Good morning, and welcome to our rolling coverage of the world economy, the financial markets, the eurozone and business.

Following another week of gains last week, with Germany’s Dax and the UK’s FTSE 100 index hitting six-week highs on Friday, European stock markets are set to open higher today. US stock futures are also up, pointing to a higher open on Wall Street later.

Asian markets were mixed. The Nikkei in Tokyo closed 0.26% higher while Hong Kong’s Hang Seng was 1.7% lower.

There is relief that western missile strikes on Syria on Friday did not prompt a response from Russia, Syria’s main ally, although traders will be watching cautiously for any signs of escalation of the conflict.
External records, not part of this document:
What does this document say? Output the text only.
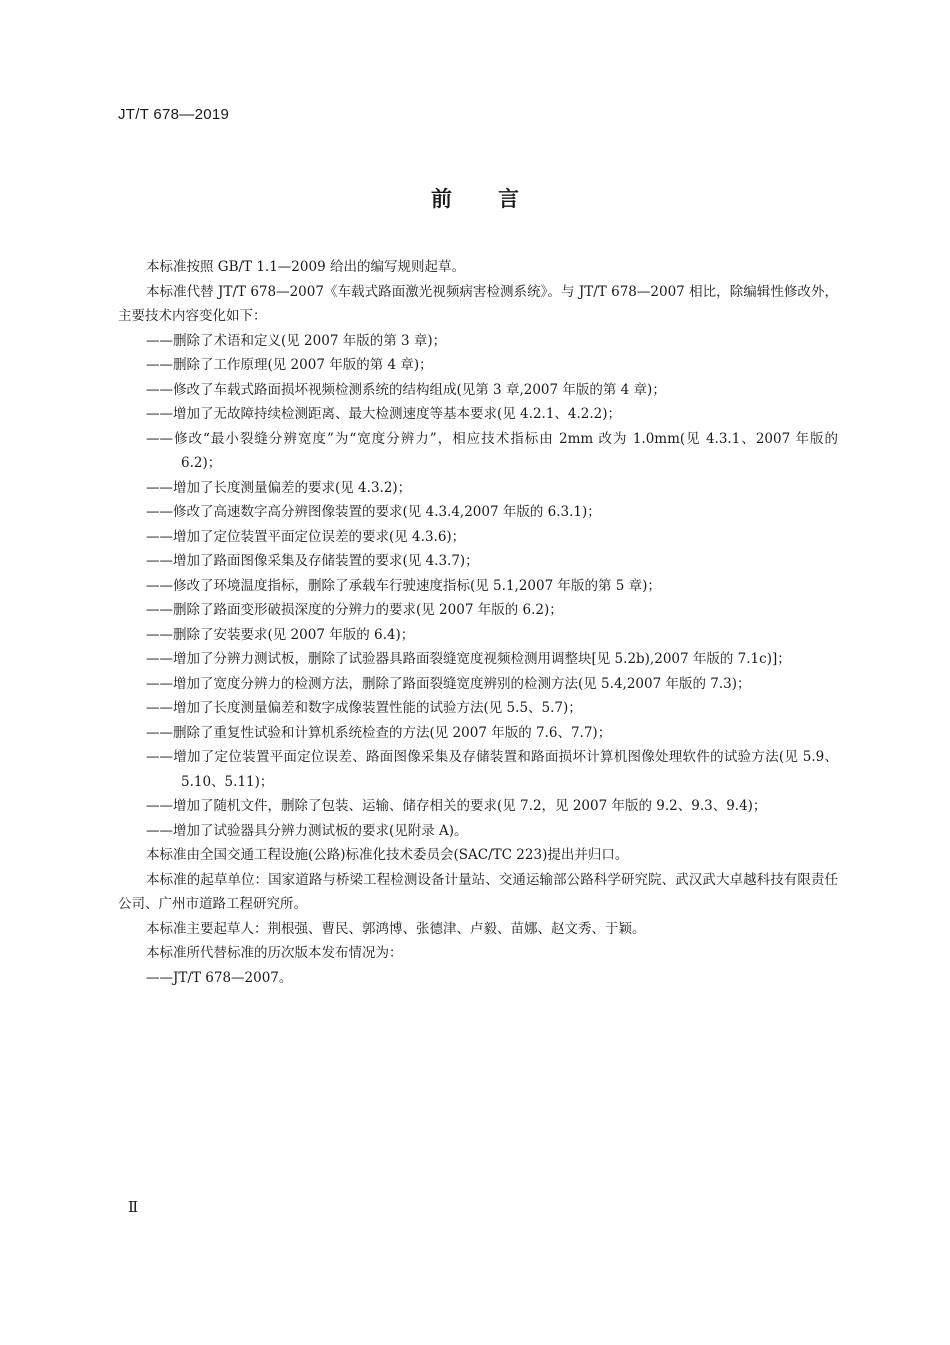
JT/T 678—2019
前 言

本标准按照 GB/T 1.1—2009 给出的编写规则起草。

本标准代替 JT/T 678—2007《车载式路面激光视频病害检测系统》。与 JT/T 678—2007 相比，除编辑性修改外，主要技术内容变化如下：

——删除了术语和定义(见 2007 年版的第 3 章)；

——删除了工作原理(见 2007 年版的第 4 章)；

——修改了车载式路面损坏视频检测系统的结构组成(见第 3 章,2007 年版的第 4 章)；

——增加了无故障持续检测距离、最大检测速度等基本要求(见 4.2.1、4.2.2)；

——修改“最小裂缝分辨宽度”为“宽度分辨力”，相应技术指标由 2mm 改为 1.0mm(见 4.3.1、2007 年版的 6.2)；

——增加了长度测量偏差的要求(见 4.3.2)；

——修改了高速数字高分辨图像装置的要求(见 4.3.4,2007 年版的 6.3.1)；

——增加了定位装置平面定位误差的要求(见 4.3.6)；

——增加了路面图像采集及存储装置的要求(见 4.3.7)；

——修改了环境温度指标，删除了承载车行驶速度指标(见 5.1,2007 年版的第 5 章)；

——删除了路面变形破损深度的分辨力的要求(见 2007 年版的 6.2)；

——删除了安装要求(见 2007 年版的 6.4)；

——增加了分辨力测试板，删除了试验器具路面裂缝宽度视频检测用调整块[见 5.2b),2007 年版的 7.1c)]；

——增加了宽度分辨力的检测方法，删除了路面裂缝宽度辨别的检测方法(见 5.4,2007 年版的 7.3)；

——增加了长度测量偏差和数字成像装置性能的试验方法(见 5.5、5.7)；

——删除了重复性试验和计算机系统检查的方法(见 2007 年版的 7.6、7.7)；

——增加了定位装置平面定位误差、路面图像采集及存储装置和路面损坏计算机图像处理软件的试验方法(见 5.9、5.10、5.11)；

——增加了随机文件，删除了包装、运输、储存相关的要求(见 7.2，见 2007 年版的 9.2、9.3、9.4)；

——增加了试验器具分辨力测试板的要求(见附录 A)。

本标准由全国交通工程设施(公路)标准化技术委员会(SAC/TC 223)提出并归口。

本标准的起草单位：国家道路与桥梁工程检测设备计量站、交通运输部公路科学研究院、武汉武大卓越科技有限责任公司、广州市道路工程研究所。

本标准主要起草人：荆根强、曹民、郭鸿博、张德津、卢毅、苗娜、赵文秀、于颖。

本标准所代替标准的历次版本发布情况为：

——JT/T 678—2007。

Ⅱ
Oil prices are slipping, with Brent crude in London down 1% to $71.83 a barrel while US crude is 0.9% lower at $66.79 a barrel.

Michael Hewson, chief market analyst at CMC Markets UK, says:

One of the main concerns last week was around the extent of the response by the US backed coalition on president Assad of Syria’s forces and any Russian reaction to it. The firing of over 100 cruise missiles over the weekend on various targets, with little in the way of casualties, appears to be tempered with relief that while it may reduce the risk of an escalation in the short term, it in no way means that we might not get a counter response further down the line. As such markets here in Europe look set to open cautiously higher this morning after shares traded slightly firmer in Asia.

The US also appears to be complementing its military approach by focusing on the additional sanctions route, after UN ambassador Nikki Haley announced that further sanctions were being discussed on Russian companies who have dealings with Assad and the use of chemical weapons, with details likely to be announced by US Treasury Secretary Steve Mnuchin later today.

Geopolitical developments and corporate earnings remain the main focus, in the absence of major economic news apart from US retail sales data for March, out at 13:30 BST.

In the UK, we will get the latest labour market stats tomorrow, followed by inflation on Wednesday and retail sales on Thursday, but today the calendar is barren. The International Monetary Fund holds its spring meetings of central bankers and finance ministers in Washington this week.

The main corporate news at the weekend was the resignation of WPP boss Sir Martin Sorrell. He is leaving the advertising group he founded more than three decades ago ahead of the findings of an investigation into alleged personal misconduct. He is in line for almost £20m in payouts. His departure is seen as paving the way for a breakup of WPP.